We love learning more about our contributors, and an interview seemed like a fun way to hear more about the writers and artists we publish, so we gave them a choice of questions to answer. We hope you also enjoy hearing more about the artists and their works. Read on and check out issue 24 for "Pantoum for a Long Winter" from Thomas Riley.



What was the inspiration for the piece published in the issue?
I wrote Pantoum for a Long Winter for a poetry class taught by the late poet Jeff Oaks. He gave us 3 unexcused absences for the semester to use whenever we needed them, but he warned us to save them for February. February, he said, was the worst time of the year -- the final stretch of blistering cold and early sunsets. He had been teaching for years, and he said every February, without fail, fewer students showed up to class because the month was so mentally taxing. I didn't believe him, but sure enough that February was one of the worst of my life, filled with people I didn't know how to talk to, workloads I didn't know how to tackle, and feelings I didn't know how to process. I wrote an early draft of this poem for an assignment at the end of the month and handed it in with its original title: "Jeff was right."

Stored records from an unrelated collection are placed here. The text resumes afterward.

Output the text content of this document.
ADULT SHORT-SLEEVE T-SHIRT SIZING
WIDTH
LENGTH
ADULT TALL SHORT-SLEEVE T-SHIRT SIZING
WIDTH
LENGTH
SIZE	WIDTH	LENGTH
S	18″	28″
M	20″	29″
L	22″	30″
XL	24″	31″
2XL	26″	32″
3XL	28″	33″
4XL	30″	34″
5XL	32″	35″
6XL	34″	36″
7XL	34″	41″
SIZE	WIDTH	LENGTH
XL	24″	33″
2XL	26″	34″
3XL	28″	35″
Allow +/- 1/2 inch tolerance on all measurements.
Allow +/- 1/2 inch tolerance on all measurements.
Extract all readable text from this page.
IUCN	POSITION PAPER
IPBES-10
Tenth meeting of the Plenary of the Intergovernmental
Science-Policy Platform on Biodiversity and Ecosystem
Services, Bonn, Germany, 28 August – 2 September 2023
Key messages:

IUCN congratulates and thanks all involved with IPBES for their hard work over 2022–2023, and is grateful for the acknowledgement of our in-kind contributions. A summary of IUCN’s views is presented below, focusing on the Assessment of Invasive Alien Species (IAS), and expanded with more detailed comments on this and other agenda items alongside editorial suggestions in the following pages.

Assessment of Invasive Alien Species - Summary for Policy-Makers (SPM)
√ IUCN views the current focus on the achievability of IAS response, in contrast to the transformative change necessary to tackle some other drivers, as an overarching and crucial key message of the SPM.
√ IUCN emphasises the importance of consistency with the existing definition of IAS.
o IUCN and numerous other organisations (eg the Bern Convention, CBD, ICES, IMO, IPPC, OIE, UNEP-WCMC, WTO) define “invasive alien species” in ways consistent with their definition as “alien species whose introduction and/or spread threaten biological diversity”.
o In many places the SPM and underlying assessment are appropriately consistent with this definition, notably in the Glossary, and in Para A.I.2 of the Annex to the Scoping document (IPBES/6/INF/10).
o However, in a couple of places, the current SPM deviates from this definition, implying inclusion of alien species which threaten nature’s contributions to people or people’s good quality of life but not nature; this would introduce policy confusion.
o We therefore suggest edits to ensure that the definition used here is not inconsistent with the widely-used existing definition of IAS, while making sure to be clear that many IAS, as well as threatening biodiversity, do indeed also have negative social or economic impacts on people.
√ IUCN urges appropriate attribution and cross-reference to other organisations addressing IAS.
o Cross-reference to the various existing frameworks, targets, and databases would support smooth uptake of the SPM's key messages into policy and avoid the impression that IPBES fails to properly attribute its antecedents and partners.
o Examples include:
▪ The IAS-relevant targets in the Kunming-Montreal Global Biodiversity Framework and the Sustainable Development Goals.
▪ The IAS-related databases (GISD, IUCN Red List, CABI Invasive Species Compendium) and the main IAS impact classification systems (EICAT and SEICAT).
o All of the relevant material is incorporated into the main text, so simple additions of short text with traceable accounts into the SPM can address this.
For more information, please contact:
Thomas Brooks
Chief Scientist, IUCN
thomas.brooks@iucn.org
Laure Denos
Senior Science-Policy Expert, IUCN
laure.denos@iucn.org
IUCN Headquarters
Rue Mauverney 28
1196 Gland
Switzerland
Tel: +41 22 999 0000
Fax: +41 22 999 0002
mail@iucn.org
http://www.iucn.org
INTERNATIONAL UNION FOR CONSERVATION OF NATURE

Who are some of your favorite writers, and what do you like about them?
I really love poetry that leans toward confessional -- very raw, honest, and grounded in their language. Richard Siken and Kaveh Akbar were early favorites of mine, the former of which is probably my greatest poetic influence. I decided to study poetry at school not necessarily to become a poet, but to ensure that any form of writing I choose to pursue will have a poetic tone to it. Garth Greenwell's What Belongs to You and Ocean Vuong's On Earth We're Briefly Gorgeous in particular drew me to this concept. These novels have such beautiful and rhythmic language that it's clear they are written by people who studied poetry, and I wanted to have that same quality in my own writing.

What is your creative process? Do you plan pieces out or let them happen as they come?
A lot of my writing, poetry and otherwise, comes from a single line that I happen to like while lost in my thoughts. I have written a lot of poetry that began with me staring into space on an elevator and suddenly thinking, "Hey, I should make a poem out of that." Once I have that foundational line, I sit down in a quiet spot and build a full piece out of it. Sometimes the whole thing just spills out of me -- other times I have to constantly refer back to the one bit that I really like, using it as an anchor to pull me back into the tone I want for my writing.

What do you do in the rest of your life and how does that connect and/or conflict with your creative life?
As of writing this, I'm a senior undergraduate in Pittsburgh with far too little direction for my near future. For now, I write opinion columns for my school paper, comedy sketches for a club late night show, news stories for local outlets, and poetry for literary magazines. It's a scary time being so unsure where I'll be even eight months from now, but what's nice is it means my creative life is also the rest of my life. As a full time student, I have the great fortune of being able to spend a lot of my time pouring these strange 21-year-old emotions into many different creative pursuits.